On Fri, 1 Jan 2021 at 18:59, ToddAndMargo via perl6-users <perl6-us...@perl.org <mailto:perl6-us...@perl.org>> wrote:

     >>     ^ note: ^3 means the integer "just before" 3  (zero is
    presume to be the
     >>     start point)
     >>
     >>                3^ means the integer "just after" 3  (an ending
    point is
     >>     required)
     >>
     >>

    On 12/31/20 10:15 PM, Kevin Pye wrote:
     > No, it does not. Go back and read what Brad wrote; he was quite
    explicit.
     >
     > Nothing about the range 0 ..^ 3 (for which "^3" is just a short-cut)
     > says anything about integers. It is the range of numbers (real
    numbers
     > if you like) ranging from 0 to 3, but excluding 3. In standard
     > mathematical notation that would be "[0,3)". If you iterate over the
     > range then you start with the beginning of the range and keep
    adding one
     > until you reach the end (in this case ignoring the final value if
    it is
     > equal to the end-point).
     >
     > If the range were 0.5 .. 3 then the iterated values would be 0.5,
    1.5
     > and 2.5.


    Hi Kevin,

    My notes were for "for" loops.

         > for ^2 {print "$_\n";}
         0
         1


    I am not able to reproduce your comments:

         > for ^2.1..2.5 {print "$_\n";}
         Range objects are not valid endpoints for Ranges
           in block <unit> at <unknown file> line 1

         > for ^2.1 .. 2.5 {print "$_\n";}
         Range objects are not valid endpoints for Ranges
           in block <unit> at <unknown file> line 1

    Would you mind throwing me an REPL example?

    Many thanks,
    -T

On 1/1/21 12:39 AM, Kevin Pye wrote:
 We have established that ^2.1 is a range, meaning all the real numbers from 0 to 2.1, not including the 2.1.

What do you expect ^2.1 .. 2.5 to mean, That's a range (the "..") from "^2.1", another range to the number 2.5. You can't have a range starting with a range, A range is between two numbers. Hence the error message is quite correct.

There are four infix operators which create ranges: "..", "^..", "..^" and "^..^"
and the prefix operator "^:"; you're trying to mix two of them.

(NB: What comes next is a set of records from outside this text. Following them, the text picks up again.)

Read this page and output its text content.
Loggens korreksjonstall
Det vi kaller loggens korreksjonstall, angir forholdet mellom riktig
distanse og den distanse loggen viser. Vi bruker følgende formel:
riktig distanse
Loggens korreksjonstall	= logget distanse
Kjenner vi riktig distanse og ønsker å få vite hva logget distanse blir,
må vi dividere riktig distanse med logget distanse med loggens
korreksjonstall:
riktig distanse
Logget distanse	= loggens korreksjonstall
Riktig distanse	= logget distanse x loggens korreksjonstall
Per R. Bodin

All of those take numbers as their arguments, not ranges.

Try something like

.say for 2.1 .. 2.5

You can try
.say for 2.1 ^.. 2.5

> .say for 2.1 .. 2.5
2.1


> .say for 2.1 .. ^2.5
Range objects are not valid endpoints for Ranges
  in block <unit> at <unknown file> line 1


and then explain the output.

Hi Kevin,

I am trying to get it to work in a "for" loop.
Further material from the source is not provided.